Bila dibandingkan dengan zaman sekarang ini penulis lebi memihak kepada pendapat yang mengharamkan karena dizanan sekarang ini masyarakat banyak yang menyalahgunakan sesuatu hal, sebagaimana yang dikatakan Rasyid Ridaha bahwa hal tersebut banyak merusak generasi muda dan merusak penyambung estapet perjuangan bangsa seperti para pemuda yang memiiki kemampuan dan potensi yang lebih.
Islam menyeru kepada seluruh kaum muslimin untuk saling tolong mrnolong namun jangan mengambil keuntungan atau berniat menolong untuk mengambil keuntungan sebab yang demikian itu dilarang, oleh karenanya sistem keredit yang mengambil banyak keuntungan dari meminjamkan uang kepada orang yang kurang mampu itu dilarang oleh agama.
Rasulullahpun sedari kecil sudah melakukan perdagangan, bahkan menjadi sunnah karena sesuatu yang pernah dilakukan oleh Rasulullahsaw. Namun dalam melakukannya Allah melarang untuk mengambil keuntungan yang berlebihan dari apa yang dijual karena hal tersebut dapat merugikan dan menyusahkan orang lain dah hal itu dilarang oleh agama Islam. Oleh karenanya jikalau berdagang hendaknya mengambil keuntungan sekedarnya karena rizki telah ditentukan oleh Allah SWT dan tampa menyusahkan dan membebani orang lain bahkan dapat membantu saudara-saudara kita yang kurang mampu.







DAFTAR KEPUSTAKAAN

Hasan, M. Ali, Masail Fiqhiyah, Zakat Pajak Asuransi, dan Lembaga Keuangan, Jakarta: PT Raja Grafindo Persada. 2003.
Zuhdi, H. Masjfuk, Masail Fiqhiyah Kapita Selekta Hukum Islam, Jakarta: PT Toko Gunung Agung. 1997.

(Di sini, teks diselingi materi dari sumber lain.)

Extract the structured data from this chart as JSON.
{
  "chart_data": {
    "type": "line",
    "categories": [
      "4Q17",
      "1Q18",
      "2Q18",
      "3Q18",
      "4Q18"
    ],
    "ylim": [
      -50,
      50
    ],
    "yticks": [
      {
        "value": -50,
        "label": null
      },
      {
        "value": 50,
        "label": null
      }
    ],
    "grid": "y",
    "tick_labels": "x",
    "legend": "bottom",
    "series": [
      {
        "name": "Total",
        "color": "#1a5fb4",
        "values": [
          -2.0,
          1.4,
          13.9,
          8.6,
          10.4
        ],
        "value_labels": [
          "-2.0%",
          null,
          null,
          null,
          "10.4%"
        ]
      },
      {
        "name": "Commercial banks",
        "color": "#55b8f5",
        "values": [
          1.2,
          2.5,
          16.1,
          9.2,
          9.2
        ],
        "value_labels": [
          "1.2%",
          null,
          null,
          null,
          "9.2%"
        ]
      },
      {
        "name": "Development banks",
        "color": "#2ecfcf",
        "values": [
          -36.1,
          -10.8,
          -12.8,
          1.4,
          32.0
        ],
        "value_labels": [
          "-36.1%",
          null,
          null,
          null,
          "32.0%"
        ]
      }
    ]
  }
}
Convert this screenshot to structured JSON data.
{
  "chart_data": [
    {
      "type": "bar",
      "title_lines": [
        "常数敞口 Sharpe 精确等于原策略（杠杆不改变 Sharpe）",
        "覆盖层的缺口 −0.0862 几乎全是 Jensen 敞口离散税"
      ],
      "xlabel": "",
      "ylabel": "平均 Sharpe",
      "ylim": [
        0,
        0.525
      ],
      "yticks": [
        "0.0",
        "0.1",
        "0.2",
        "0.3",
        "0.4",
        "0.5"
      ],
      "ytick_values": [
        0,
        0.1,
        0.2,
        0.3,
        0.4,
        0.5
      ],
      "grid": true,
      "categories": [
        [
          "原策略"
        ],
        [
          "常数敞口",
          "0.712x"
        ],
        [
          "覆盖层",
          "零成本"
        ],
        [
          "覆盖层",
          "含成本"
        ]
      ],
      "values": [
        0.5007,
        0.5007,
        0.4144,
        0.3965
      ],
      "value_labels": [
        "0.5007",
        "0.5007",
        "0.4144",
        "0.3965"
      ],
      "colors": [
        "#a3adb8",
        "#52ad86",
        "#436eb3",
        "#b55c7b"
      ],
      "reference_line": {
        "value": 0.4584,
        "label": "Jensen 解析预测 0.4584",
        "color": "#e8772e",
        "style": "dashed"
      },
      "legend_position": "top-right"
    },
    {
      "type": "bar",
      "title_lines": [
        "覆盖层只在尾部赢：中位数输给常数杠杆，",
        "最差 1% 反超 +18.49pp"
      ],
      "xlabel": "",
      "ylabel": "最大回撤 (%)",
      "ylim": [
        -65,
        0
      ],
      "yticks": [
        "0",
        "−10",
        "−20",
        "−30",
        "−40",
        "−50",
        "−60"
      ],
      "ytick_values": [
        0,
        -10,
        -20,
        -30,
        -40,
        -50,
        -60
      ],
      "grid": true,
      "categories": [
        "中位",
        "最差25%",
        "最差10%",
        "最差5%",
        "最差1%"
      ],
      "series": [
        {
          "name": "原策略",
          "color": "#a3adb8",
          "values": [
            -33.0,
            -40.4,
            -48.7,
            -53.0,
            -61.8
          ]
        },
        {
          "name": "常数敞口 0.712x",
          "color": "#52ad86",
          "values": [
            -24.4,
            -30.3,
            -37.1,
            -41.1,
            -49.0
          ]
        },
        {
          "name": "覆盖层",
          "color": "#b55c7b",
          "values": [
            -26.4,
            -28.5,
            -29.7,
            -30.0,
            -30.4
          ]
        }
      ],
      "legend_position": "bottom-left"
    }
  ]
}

     [1] M. Ali Hasan, Masail Fiqhiyah, Zakat Pajak Asuransi, dan Lembaga Keuangan, Jakarta: PT Raja Grafindo Persada. 2003. hal: 145
     [2] H. Masjfuk Zuhdi, Masail Fiqhiyah Kapita Selekta Hukum Islam, Jakarta: PT Toko Gunung Agung. 1997. hal: 146.
     [3] H. Masjfuk Zuhdi, Masail Fiqhiyah….hal: 146.
     [4] M. Ali Hasan, Masail Fiqhiyah,…..hal: 172.